In the end, only 13 of the 33 explorers made it home. The Jeannette’s survivors were greeted as heroes and her dead hailed as martyrs to science. While little-known today, the expedition was a sensation at the time—chronicled in newspapers and spurring songs, poems, monuments, paintings, congressional inquiries and best sellers.

Miraculously, the Jeannette’s logbooks and records were later found by Navy rescuers. They were placed on a reindeer-pulled sled, taken by train to St. Petersburg, then taken by steamer to New York. They wound up in the National Archives in Washington, where they’ve been preserved for 135 years.

Over the past year, an international team of climatologists and historians, working with the National Archives, has dug back into those historic logbooks and started digitizing and analyzing De Long’s work. “The data De Long gathered is quite valuable and amazingly thorough,” says Kevin Wood, a scientist affiliated with the National Oceanic and Atmospheric Administration. “The Jeannette was well-equipped for science, and it was the first vessel ever to go through that part of the Arctic.”

The climate-change story that De Long’s logbooks tell is a sobering one: The once impenetrable polar ice cap, at least in that 1,000-mile swath of the High Arctic north of Siberia, has shrunk, weakened and thinned far faster—and far more dramatically—than anyone had realized. Dr. Wood has taken dozens of research trips to the waters north of the Bering Strait and has closely compared recent ice conditions with those described by De Long. “If the Jeannette were embarking today in the same season,” says Dr. Wood, “she probably wouldn’t find any sea ice to get stuck in.”

The extent to which the ice in the northern Chukchi Sea has shrunk since De Long’s ordeal is astonishing. “For the most recent decade, satellite data show that summer ice concentrations in the Chukchi Sea south of the 80th parallel have declined by as much as 70%,” Dr. Wood says.

As the extent of the ice has shrunk, its quality has weakened. De Long’s journal speaks of enormous pressure ridges and towering bergs of multiyear ice unleashing a din of shrieks, groans and shuddering explosions. “The kind of ice that De Long describes seems almost fantastical to me,” says Dr. Wood. “In his journal, he repeatedly describes ridges and grounded floebergs that are as tall as 60 feet that have run aground in 150 feet of water. You just don’t see this kind of ice in that part of the Arctic anymore.”

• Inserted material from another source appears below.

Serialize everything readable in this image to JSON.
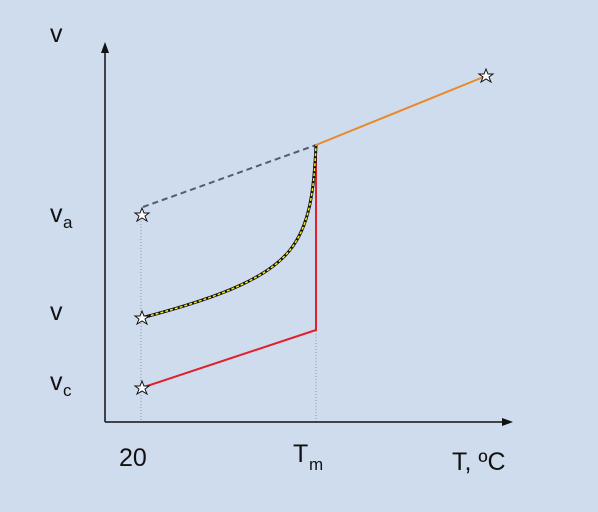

The precise cause of this ice deterioration—whether it is the result of human activities, part of larger climatic fluctuations or some of both—is, of course, the subject of great and often politicized debate. Still, all these years later, the disastrous voyage of the Jeannette has proven strikingly useful to science.

At the heart of the Jeannette’s last voyage lies a deep irony: De Long set off in search of the nonexistent Open Polar Sea. Now climatologists warn that one day soon, such a sea may indeed come into being. Maybe George De Long wasn’t crazy or quixotic after all—just off by 140 years.